Well, you’re kind of right. These characters are not the damsels of video games past, waiting passively in a castle for their hero to slay the beastie holding them hostage and whisk them away to safety. They’re your partners in crime, with their own unique personalities and strengths. But they are still women that you are expected to protect as you both travel through extremely hostile environments. The fact that they are depicted as your daughters is a means of justifying this – you are their father or at least, their father-figure and thus your roles are already decided; you are the protector and she is the protected. In this way, game developers are able to kill two birds with one stone: female gamers get to see more central female characters while game developers don’t have to worry about making male gamers feel emasculated by taking away their role as protectors or (gasp) having them play as a woman in the first place (if you think this is a condescending way of treating male gamers, you’re totally right and you should take it up with the people who reasoned that having the protagonist be a woman with her own private life would be too gay for male gamers. Can’t make this shit up, people).
Now, I bet there are going to be some of you calling me a pessimist. “Come on, Hannah,” you say, causing me to become immediately uncomfortable by your sudden first-name-basis familiarity, “You got three amazing, badass female characters and all you can focus on is how they’re still semi-damsels.

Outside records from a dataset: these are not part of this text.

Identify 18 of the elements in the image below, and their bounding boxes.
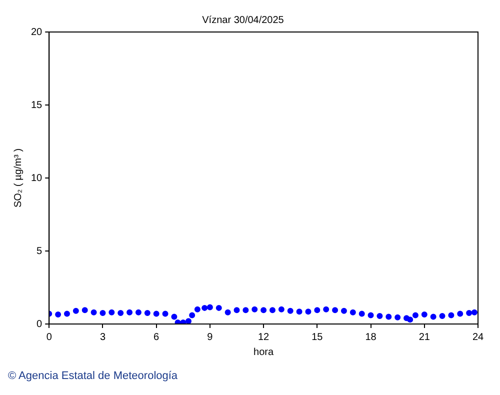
y-tick-label: 5	[36, 246, 43, 257]
x-tick-label: 9	[207, 332, 214, 343]
x-tick-label: 12	[258, 332, 270, 343]
chart-title: Víznar 30/04/2025	[202, 14, 284, 26]
x-tick-label: 15	[312, 332, 324, 343]
y-axis-title: SO₂ ( µg/m³ )	[12, 148, 24, 208]
y-tick-label: 0	[36, 318, 43, 330]
x-axis-title: hora	[254, 346, 274, 358]
x-tick-label: 24	[472, 332, 484, 343]
x-tick-label: 6	[154, 332, 160, 343]
x-tick-label: 21	[418, 332, 430, 343]
y-tick-label: 10	[31, 172, 43, 184]
y-tick-label: 20	[31, 26, 43, 38]
y-tick-label: 15	[31, 100, 43, 111]
x-tick-label: 0	[46, 332, 52, 343]
x-tick-label: 18	[365, 332, 377, 343]
x-tick-label: 3	[100, 332, 106, 343]
text: © Agencia Estatal de Meteorología	[8, 370, 179, 382]
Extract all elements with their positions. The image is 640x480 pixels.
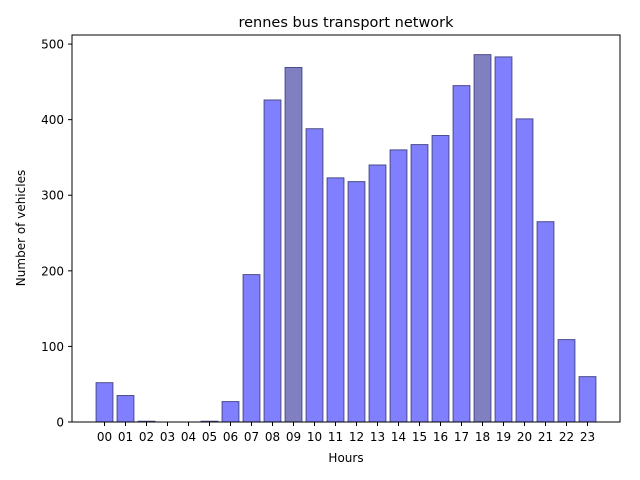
x-tick-label-12: 12 (349, 430, 364, 444)
bar-10 (305, 128, 324, 423)
x-tick-label-10: 10 (307, 430, 322, 444)
bar-00 (95, 382, 114, 423)
bar-14 (389, 149, 408, 423)
x-tick-label-05: 05 (202, 430, 217, 444)
y-tick-label-0: 0 (56, 416, 64, 430)
bar-01 (116, 395, 135, 423)
x-tick-label-20: 20 (517, 430, 532, 444)
x-tick-label-06: 06 (223, 430, 238, 444)
chart-title: rennes bus transport network (238, 15, 454, 31)
bar-13 (368, 164, 387, 423)
x-tick-label-23: 23 (580, 430, 595, 444)
x-tick-label-08: 08 (265, 430, 280, 444)
x-tick-label-04: 04 (181, 430, 196, 444)
x-tick-label-22: 22 (559, 430, 574, 444)
x-tick-label-17: 17 (454, 430, 469, 444)
bar-16 (431, 135, 450, 423)
x-tick-label-11: 11 (328, 430, 343, 444)
x-tick-label-18: 18 (475, 430, 490, 444)
plot-frame (71, 34, 621, 423)
x-tick-label-13: 13 (370, 430, 385, 444)
bar-22 (557, 339, 576, 423)
y-axis-label: Number of vehicles (14, 170, 28, 286)
bar-08 (263, 99, 282, 423)
x-axis-label: Hours (328, 451, 363, 465)
bar-09 (284, 67, 303, 423)
x-axis-ticks: 00 01 02 03 04 05 06 07 08 09 10 11 12 13 14 15 16 17 18 19… (97, 422, 595, 444)
bar-18 (473, 54, 492, 423)
x-tick-label-09: 09 (286, 430, 301, 444)
y-tick-label-300: 300 (41, 189, 64, 203)
x-tick-label-03: 03 (160, 430, 175, 444)
bar-07 (242, 274, 261, 423)
x-tick-label-07: 07 (244, 430, 259, 444)
y-axis-ticks: 0 100 200 300 400 500 (41, 38, 72, 430)
x-tick-label-16: 16 (433, 430, 448, 444)
x-tick-label-01: 01 (118, 430, 133, 444)
x-tick-label-02: 02 (139, 430, 154, 444)
y-tick-label-400: 400 (41, 113, 64, 127)
x-tick-label-00: 00 (97, 430, 112, 444)
x-tick-label-19: 19 (496, 430, 511, 444)
bar-19 (494, 56, 513, 423)
bar-20 (515, 118, 534, 423)
x-tick-label-14: 14 (391, 430, 406, 444)
x-tick-label-15: 15 (412, 430, 427, 444)
y-tick-label-100: 100 (41, 340, 64, 354)
bar-12 (347, 181, 366, 423)
x-tick-label-21: 21 (538, 430, 553, 444)
bar-23 (578, 376, 597, 423)
bar-11 (326, 177, 345, 423)
bar-15 (410, 144, 429, 423)
bars (95, 54, 597, 423)
y-tick-label-200: 200 (41, 264, 64, 278)
bar-06 (221, 401, 240, 423)
bar-21 (536, 221, 555, 423)
y-tick-label-500: 500 (41, 38, 64, 52)
bar-17 (452, 85, 471, 423)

Can’t you just be happy with what you’ve got?” Well, my answer to this, dear hypothetical, somewhat unsettlingly intimate reader, is that I am happy! I am thrilled to bits with these characters not just for being so spectacular in their base games, but also for being popular enough to get their own DLC/sequels. To quickly sum up for the uninformed, Elizabeth will star as the player-protagonist in the second episode of Bioshock Infinite’s Burial At Sea DLC, Ellie in The Last Of Us: Left Behind, and Clementine in the second season of The Walking Dead. The way I see it, this pattern that we’ve seen of games introducing female characters as daughter-figures before giving them their own spotlight is a way for the industry to test the waters. The first test is simple: “Can we get the (presumably male) player base to like this female character?” The answer to this can largely be seen in the reaction to the base game. The second test is even more crucial: “Do they like her even when she’s the hero instead of the sidekick?” and of course even more importantly “Do they like her enough to pay money to play as her?” Now, two of these add-ons haven’t even come out yet, so I can’t quote any figures and who knows, maybe they’ll both be flops and I’ll have to eat my words, but the optimist in me sees the enthusiasm and admiration fans already have for these characters and doesn’t doubt that these DLCs/sequels will serve as proofs of concept to developers, publishers, and marketers alike.
To me, the rise of the daughter-figures (still looking for a better name, people) shows that the video game industry is at an important turning-point in terms of how they treat women in games. By having these well-written, capable female characters who nonetheless require the male protagonist’s protection, game developers are moving closer to a more balanced representation of women in their games while still holding on to the traditional roles of the man as the hero and the woman as the one he must safeguard from harm. Though video games as a whole still have a long way to go in terms of diversity and equal representation, they are at an important milestone and one that should be celebrated – just don’t get too comfortable, game devs. As awesome as these Daughters of Slaughter have been, sooner or later, you’re going to have to step out of your comfort zone entirely and include female characters who not only know how to be strong, but who learned how all by themselves.